In general, ???????peptides should first be dissolved in distilled, preferably sterile water. If solubility is a problem, try
the following solution:• Sonication is helpful to dissolve the peptide.
• Small amounts of dilute (10%) aqueous acetic acid (for basic peptides) or aqueous ammonia (for acidic peptides)
may help dissolution of these peptides.
• It is also recommended that the peptide be dissolved to the highest possible concentration, and then diluted with
water or buffer to the working concentration.

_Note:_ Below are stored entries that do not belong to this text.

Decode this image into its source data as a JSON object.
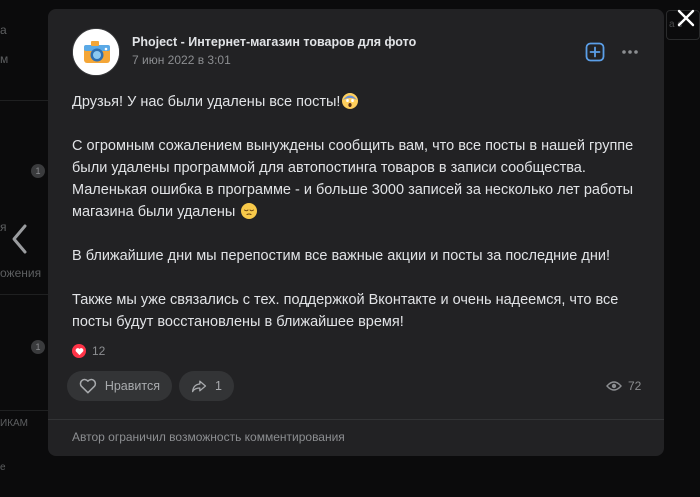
{
  "background": {
    "fragments": [
      "а",
      "м",
      "я",
      "ожения",
      "ИКАМ",
      "е"
    ],
    "badges": [
      "1",
      "1"
    ],
    "right_fragment": "а с"
  },
  "post": {
    "author": "Phoject - Интернет-магазин товаров для фото",
    "date": "7 июн 2022 в 3:01",
    "paragraphs": [
      "Друзья! У нас были удалены все посты!",
      "С огромным сожалением вынуждены сообщить вам, что все посты в нашей группе были удалены программой для автопостинга товаров в записи сообщества. Маленькая ошибка в программе - и больше 3000 записей за несколько лет работы магазина были удалены",
      "В ближайшие дни мы перепостим все важные акции и посты за последние дни!",
      "Также мы уже связались с тех. поддержкой Вконтакте и очень надеемся, что все посты будут восстановлены в ближайшее время!"
    ],
    "emojis": {
      "p1": "face-screaming-icon",
      "p2": "pensive-face-icon"
    },
    "reactions_count": "12",
    "like_label": "Нравится",
    "share_count": "1",
    "views_count": "72",
    "comments_notice": "Автор ограничил возможность комментирования"
  },
  "colors": {
    "modal_bg": "#222224",
    "text": "#e1e3e6",
    "muted": "#8c8e91",
    "accent": "#5b9fe8",
    "reaction": "#ff3347"
  }
}
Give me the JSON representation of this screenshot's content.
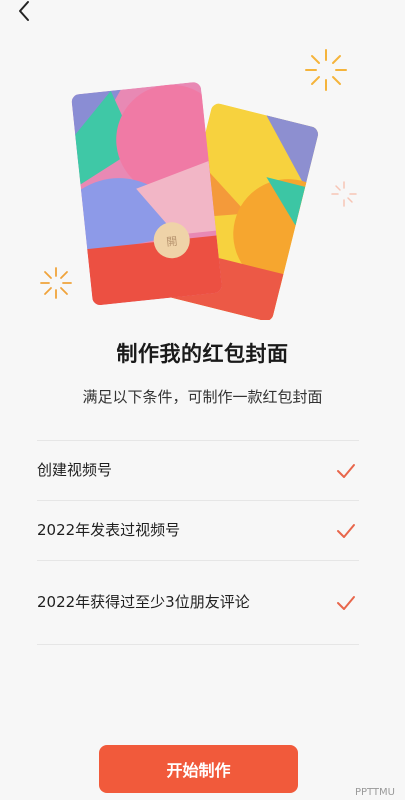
{
  "nav": {
    "back_icon": "chevron-left-icon"
  },
  "page": {
    "title": "制作我的红包封面",
    "subtitle": "满足以下条件，可制作一款红包封面"
  },
  "conditions": [
    {
      "label": "创建视频号",
      "status_icon": "checkmark-icon"
    },
    {
      "label": "2022年发表过视频号",
      "status_icon": "checkmark-icon"
    },
    {
      "label": "2022年获得过至少3位朋友评论",
      "status_icon": "checkmark-icon"
    }
  ],
  "actions": {
    "start_label": "开始制作"
  },
  "watermark": {
    "text": "PPTTMU"
  },
  "colors": {
    "accent": "#f15a3b",
    "check": "#e8664b",
    "background": "#f7f7f7"
  }
}
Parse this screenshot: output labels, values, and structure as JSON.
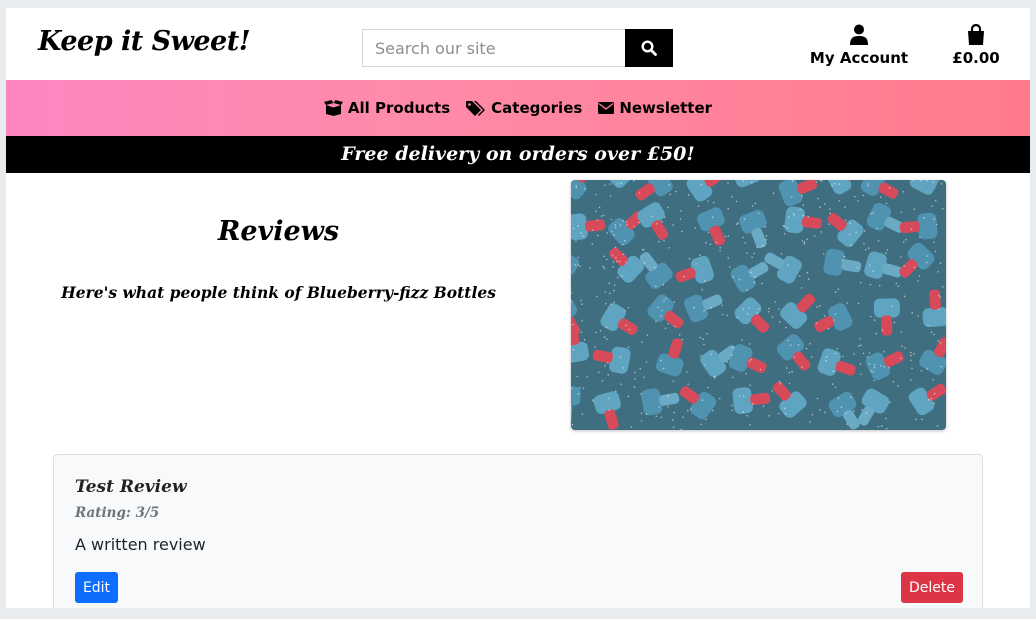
{
  "header": {
    "logo": "Keep it Sweet!",
    "search": {
      "placeholder": "Search our site",
      "value": ""
    },
    "account_label": "My Account",
    "bag_total": "£0.00"
  },
  "nav": {
    "items": [
      {
        "label": "All Products",
        "icon": "box-open-icon"
      },
      {
        "label": "Categories",
        "icon": "tags-icon"
      },
      {
        "label": "Newsletter",
        "icon": "envelope-icon"
      }
    ]
  },
  "banner": {
    "text": "Free delivery on orders over £50!"
  },
  "main": {
    "title": "Reviews",
    "subtitle": "Here's what people think of Blueberry-fizz Bottles",
    "product_image": "blueberry-fizz-bottles-photo"
  },
  "review": {
    "title": "Test Review",
    "rating": "Rating: 3/5",
    "body": "A written review",
    "edit_label": "Edit",
    "delete_label": "Delete"
  },
  "colors": {
    "nav_gradient_start": "#ff85c1",
    "nav_gradient_end": "#ff7a8c",
    "edit_button": "#0d6efd",
    "delete_button": "#dc3545",
    "banner_bg": "#000000"
  }
}
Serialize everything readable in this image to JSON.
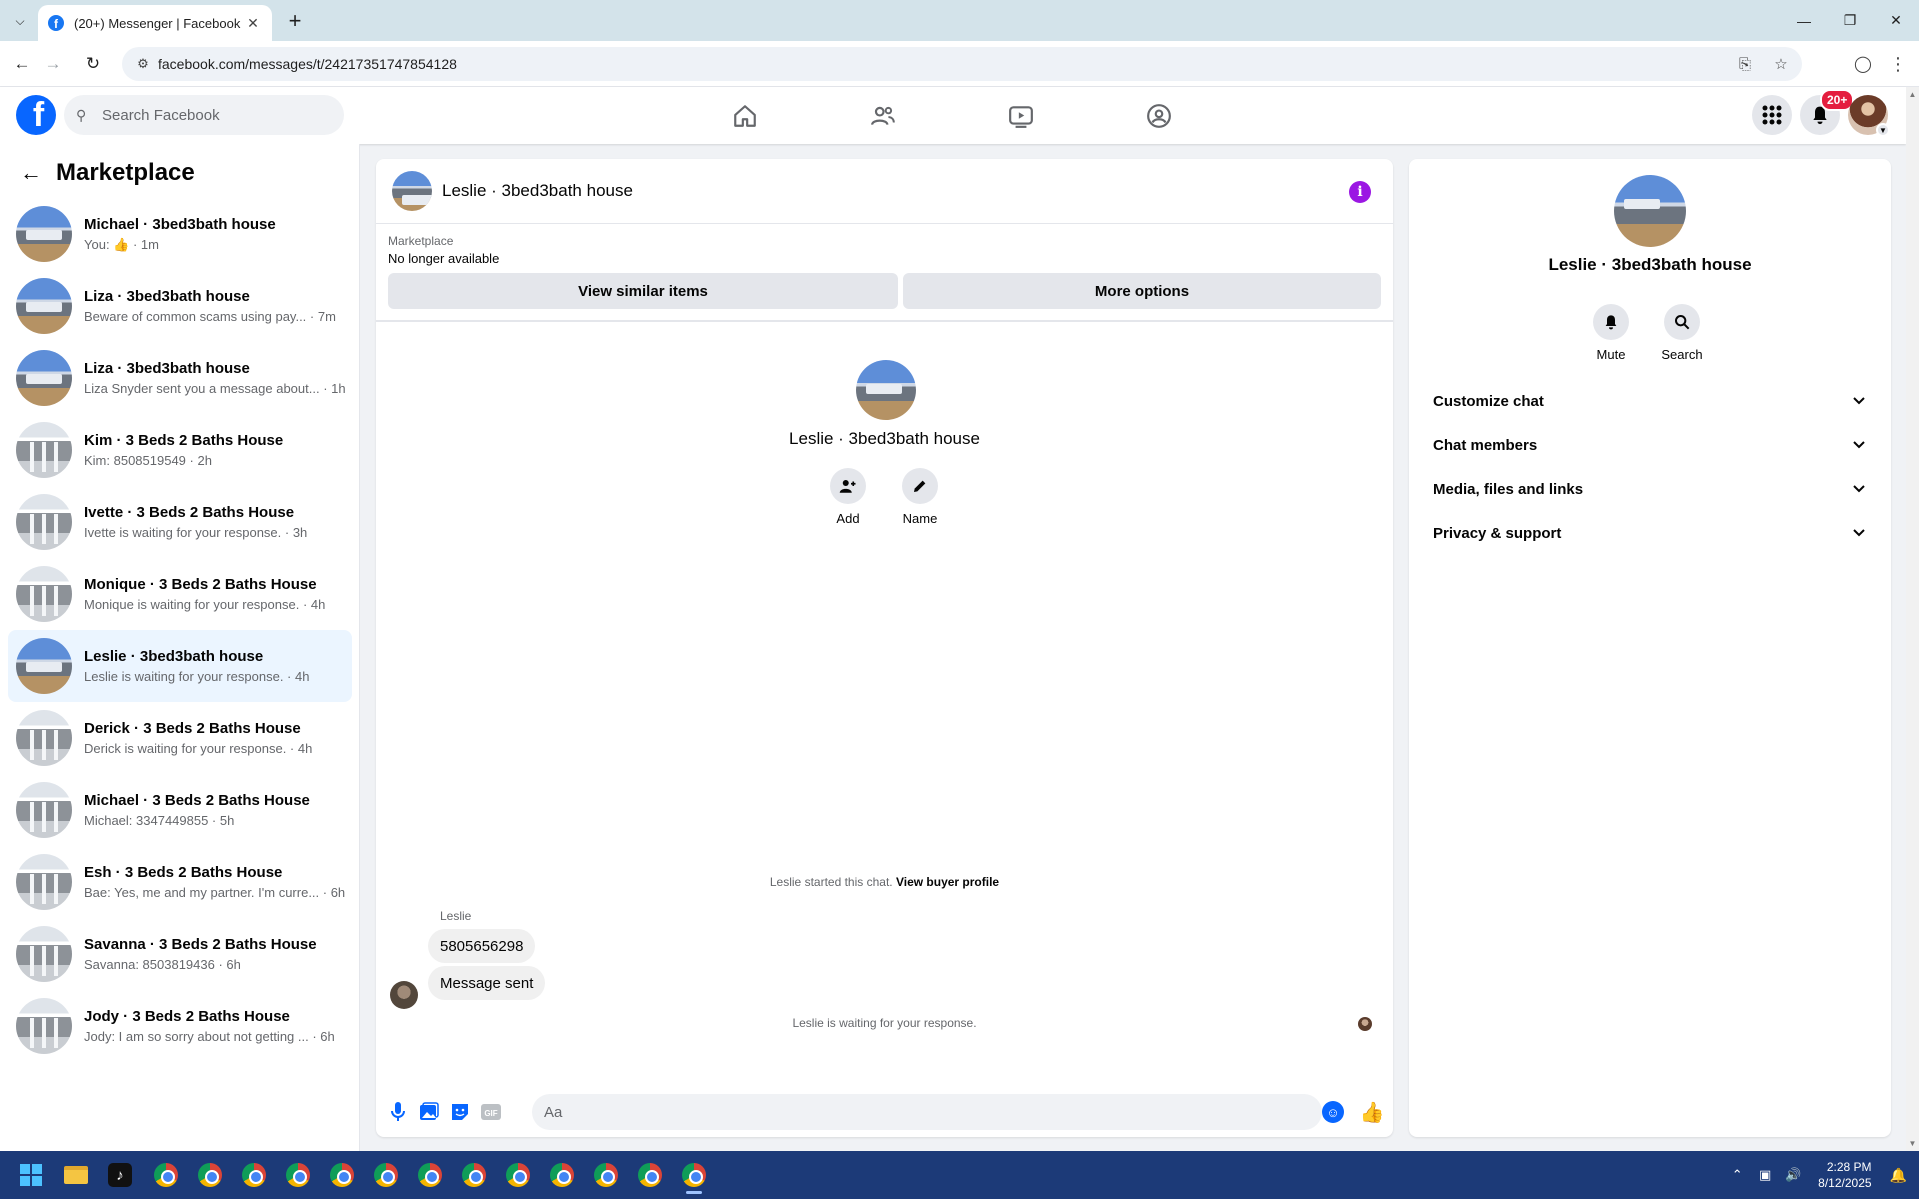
{
  "browser": {
    "tab_title": "(20+) Messenger | Facebook",
    "url": "facebook.com/messages/t/24217351747854128"
  },
  "header": {
    "search_placeholder": "Search Facebook",
    "notifications_badge": "20+"
  },
  "sidebar": {
    "title": "Marketplace",
    "conversations": [
      {
        "name": "Michael · 3bed3bath house",
        "preview": "You: 👍 · 1m",
        "avatar": "house-blue-sky"
      },
      {
        "name": "Liza · 3bed3bath house",
        "preview": "Beware of common scams using pay... · 7m",
        "avatar": "house-blue-sky"
      },
      {
        "name": "Liza · 3bed3bath house",
        "preview": "Liza Snyder sent you a message about... · 1h",
        "avatar": "house-blue-sky"
      },
      {
        "name": "Kim · 3 Beds 2 Baths House",
        "preview": "Kim: 8508519549 · 2h",
        "avatar": "house-porch"
      },
      {
        "name": "Ivette · 3 Beds 2 Baths House",
        "preview": "Ivette is waiting for your response. · 3h",
        "avatar": "house-porch"
      },
      {
        "name": "Monique · 3 Beds 2 Baths House",
        "preview": "Monique is waiting for your response. · 4h",
        "avatar": "house-porch"
      },
      {
        "name": "Leslie · 3bed3bath house",
        "preview": "Leslie is waiting for your response. · 4h",
        "avatar": "house-blue-sky",
        "active": true
      },
      {
        "name": "Derick · 3 Beds 2 Baths House",
        "preview": "Derick is waiting for your response. · 4h",
        "avatar": "house-porch"
      },
      {
        "name": "Michael · 3 Beds 2 Baths House",
        "preview": "Michael: 3347449855 · 5h",
        "avatar": "house-porch"
      },
      {
        "name": "Esh · 3 Beds 2 Baths House",
        "preview": "Bae: Yes, me and my partner. I'm curre... · 6h",
        "avatar": "house-porch"
      },
      {
        "name": "Savanna · 3 Beds 2 Baths House",
        "preview": "Savanna: 8503819436 · 6h",
        "avatar": "house-porch"
      },
      {
        "name": "Jody · 3 Beds 2 Baths House",
        "preview": "Jody: I am so sorry about not getting ... · 6h",
        "avatar": "house-porch"
      }
    ]
  },
  "chat": {
    "title": "Leslie · 3bed3bath house",
    "marketplace_label": "Marketplace",
    "listing_status": "No longer available",
    "view_similar_label": "View similar items",
    "more_options_label": "More options",
    "intro_name": "Leslie · 3bed3bath house",
    "add_label": "Add",
    "name_label": "Name",
    "started_text": "Leslie started this chat.",
    "view_buyer_label": "View buyer profile",
    "sender": "Leslie",
    "messages": [
      "5805656298",
      "Message sent"
    ],
    "waiting_text": "Leslie is waiting for your response.",
    "composer_placeholder": "Aa"
  },
  "info_panel": {
    "name": "Leslie · 3bed3bath house",
    "mute_label": "Mute",
    "search_label": "Search",
    "sections": [
      "Customize chat",
      "Chat members",
      "Media, files and links",
      "Privacy & support"
    ]
  },
  "taskbar": {
    "time": "2:28 PM",
    "date": "8/12/2025"
  },
  "colors": {
    "brand": "#0866ff",
    "active_row": "#ebf5ff",
    "info_icon": "#9b17e3",
    "badge": "#e41e3f"
  }
}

• (Note: The buffer should be added only after the peptide is completely in solution form, because salts may cause
aggregation and create further solubility problems.)
Preparation for Use
When preparing the peptide for use, please observe the following steps to maintain peptide quality:
• Warm the peptide to room temperature, prior to opening and weighing out portions of the peptide. (Recommended
warm up time is minimum 40 minutes.)
• Weigh out desired quantity of peptide quickly.
• Reseal vial tightly.
• The experiment should be carefully planned to minimize opening of the peptide vial.
• Store the remaining peptide in freezer, preferably below -20°C and under dry conditions.
• Always use fresh desiccant pouches when storing packaged or bulk peptides to absorb moisture from air in bag and
freezer.
Peptide Storage
Peptides are delivered in lyophilized form and often hydroscopic. Absorption of water will decrease stability of the
peptide and may reduce overall peptide content. For best results, please note:
• Maintain a dry environment and use a desiccator.
• Upon arrival, always store lyophilized peptide in a freezer at -20°C for maximum stability.
• Avoid using a frost-free freezer, because changes in moisture and temperature may affect peptide stability.
• Short-term temperature changes that occur during shipping should not affect product life or efficacy.
Storage of Peptides in Solution
It is not recommended to keep excess peptides in solution. The shelf life of peptides in solution is very limited, especially
for sequences containing cysteine, methionine, tryptophan, asparginine, glutamine, and N-terminal glutamic
acid. In general, aliquot the necessary amounts of peptide for the day and re-lyophilize remaining portions. If storage
of peptides in solution is absolutely unavoidable, use sterile buffers at pH 5-6 and store aliquots at -20°C to prolong
the storage life of peptides in solution.
We recommend if peptide solution cannot be used all at once to re-lyophilize unused portion. Peptide is more stable
in powder form.Net Peptide vs. Gross Peptide Weight
When ordering or receiving quotations for peptides, it is important to specify the amount in either gross or net peptide
weight. In most cases, peptides are sold in gross peptide weight unless otherwise requested.
After purification and final lyophilization, the white peptide powder will contain some counter ions, residual trace
solvents, and moisture. The most common counter ions include trifluoroacetic acid (TFA), sodium (Na), phosphate
(PO3), and acetic acid (AcOH). If a TFA buffer was used during the final purification, for example, it can form a salt with
amino groups on the side chains of lysine and arginine residues or on the amino terminus of the peptide. TFA salt,
the residual traces of TFA can cause the pH of your solution to drop below 7. For this reason, it is often necessary to
check and adjust the pH of your peptide solution to reach your desired pH. In addition to counter ions, peptides can
absorb and maintain a particular amount of moisture or water content. This depends primarily on the hydroscopic
nature of molecule. As a general rule, a greater percentage of hydrophilic residues contained in your sequence, the
more hydroscopic the peptide will be. It is generally impossible to render a peptide completely anhydrous.
When calculating the concentration of peptide solution for your biological assays it is essential that you account for
peptide content. The peptide content can be determined by amino acid or nitrogen analysis for each lot of material.
It is important to note that the peptide content normally can vary from lot to lot - unless the process has been
validated. To ensure consistent peptide concentrations, please always substract the nonpeptide weight when determining
what volume of solvent to dissolve your peptide. For example, to make a 1mg/ml solution of peptide with a
content of 80%, you would use 800ul of solvent instead of 1000ul.